The bees of south hive are busy making swarm cells.  Very busy!   There were 12 swarm cells on this comb alone.   Their population is thriving so they thing that they are strong enough to reproduce by swarming.  We did the splits to stop this behavior from happening.

We moved some brood combs from south hive to west hive and placed these swarm cells in the west hive.  The bees will have a new queen when one of these hatches.  That queen will swarm with a few bees or kill the other queens through their cells and make west hive her home.  We lost this hive completely so we have to put a queen or queen cells in this hive along with plenty supplies.  If we are lucky then the hive will have a new queen laying eggs in a few weeks.

Chris salts the earth again with epsom salt.   The epsom salt will dehydrate bee pests like small hive beetle larvae or ants when they attempt to crawl though the salted earth.  The epsom salt kills pests without being toxic to bee or dangerous for the consumer.  Still trying to keep everything chemical free in our raw honey production.  Honey imported from areas like China is full of antibiotics and toxins.  It makes the honey easier and cheaper to produce but kills bees and is poisonous for humans.

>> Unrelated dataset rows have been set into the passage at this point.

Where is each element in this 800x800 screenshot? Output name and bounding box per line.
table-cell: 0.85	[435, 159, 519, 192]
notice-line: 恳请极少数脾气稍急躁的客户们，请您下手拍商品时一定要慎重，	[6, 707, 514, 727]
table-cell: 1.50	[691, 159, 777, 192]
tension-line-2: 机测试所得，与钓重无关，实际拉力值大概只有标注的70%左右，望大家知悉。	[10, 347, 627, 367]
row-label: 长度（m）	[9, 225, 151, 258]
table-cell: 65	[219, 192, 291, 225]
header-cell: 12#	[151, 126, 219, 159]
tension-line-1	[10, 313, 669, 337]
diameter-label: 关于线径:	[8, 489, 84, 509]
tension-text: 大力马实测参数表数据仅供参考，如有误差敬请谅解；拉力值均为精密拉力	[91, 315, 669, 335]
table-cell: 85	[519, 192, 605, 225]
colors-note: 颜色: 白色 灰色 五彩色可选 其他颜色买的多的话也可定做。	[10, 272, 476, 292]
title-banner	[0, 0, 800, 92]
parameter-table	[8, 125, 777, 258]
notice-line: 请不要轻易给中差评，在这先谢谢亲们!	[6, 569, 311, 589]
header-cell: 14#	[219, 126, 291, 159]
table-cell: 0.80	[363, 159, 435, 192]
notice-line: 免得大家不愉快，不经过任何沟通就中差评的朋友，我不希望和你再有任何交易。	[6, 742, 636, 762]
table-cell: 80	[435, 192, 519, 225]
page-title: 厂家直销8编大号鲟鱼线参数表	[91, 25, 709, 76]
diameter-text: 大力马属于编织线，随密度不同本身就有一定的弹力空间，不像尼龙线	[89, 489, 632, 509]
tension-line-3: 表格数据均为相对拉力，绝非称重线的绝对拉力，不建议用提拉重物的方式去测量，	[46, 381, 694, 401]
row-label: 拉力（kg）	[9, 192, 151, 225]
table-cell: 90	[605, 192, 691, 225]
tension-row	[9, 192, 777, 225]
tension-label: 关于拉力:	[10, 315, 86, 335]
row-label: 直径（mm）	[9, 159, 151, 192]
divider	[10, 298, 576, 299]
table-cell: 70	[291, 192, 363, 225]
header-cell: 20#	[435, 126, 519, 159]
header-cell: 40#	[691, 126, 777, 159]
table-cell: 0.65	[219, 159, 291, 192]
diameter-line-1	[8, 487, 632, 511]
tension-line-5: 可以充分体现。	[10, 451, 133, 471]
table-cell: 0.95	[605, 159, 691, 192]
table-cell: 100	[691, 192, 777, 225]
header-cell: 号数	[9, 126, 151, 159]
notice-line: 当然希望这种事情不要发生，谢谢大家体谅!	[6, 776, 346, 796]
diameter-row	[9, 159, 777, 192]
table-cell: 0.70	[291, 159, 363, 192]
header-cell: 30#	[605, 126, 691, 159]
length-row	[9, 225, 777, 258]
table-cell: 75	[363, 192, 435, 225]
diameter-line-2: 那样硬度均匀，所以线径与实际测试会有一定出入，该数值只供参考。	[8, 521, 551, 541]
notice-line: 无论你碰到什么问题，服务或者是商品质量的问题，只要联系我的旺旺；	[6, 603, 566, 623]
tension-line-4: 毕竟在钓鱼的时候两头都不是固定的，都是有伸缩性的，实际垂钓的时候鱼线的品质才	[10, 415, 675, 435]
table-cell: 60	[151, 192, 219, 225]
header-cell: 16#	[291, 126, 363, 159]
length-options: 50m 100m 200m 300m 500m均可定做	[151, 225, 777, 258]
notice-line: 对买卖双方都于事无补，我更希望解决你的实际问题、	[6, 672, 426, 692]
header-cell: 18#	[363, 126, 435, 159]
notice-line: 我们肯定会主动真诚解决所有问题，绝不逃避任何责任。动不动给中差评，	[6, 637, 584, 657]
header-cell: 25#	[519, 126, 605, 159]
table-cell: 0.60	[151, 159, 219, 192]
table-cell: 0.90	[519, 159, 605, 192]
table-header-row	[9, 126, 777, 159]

Chris unpacks and cleans old equipment from last year.  Combs are put in the deep freeze to kill any pests then wrapped in plastic and stored in a cool dry place during the off season.  Chris is now washing the equipment in the yard with dish soap and water.  Leaving too many boxes on a hive in the winter makes it harder for the bees to keep things at a constant livable temperature in their winter cluster.

We added the super boxes back on to the hives.  The bees will clean and dry them as well before they start using them.  We misted everything with the honey bee healthy sugar water solution to encourage cleanliness.  Hopefully, adding the supers back to the old hive will make sure that the bees have plenty of room and will decrease the swarm urge.

Spring splits part two is over.  The weather is warmer and we added feeders full of essential oils and sugar water to help the bees survive the new splits.  We will leave the hives alone for a few weeks then check again to monitor progress.  If west dies again or north hive loses the queen then we will start to rethink the screen bottom boards.  They are better for natural pest control but maybe the bees are becoming too chilled with them on.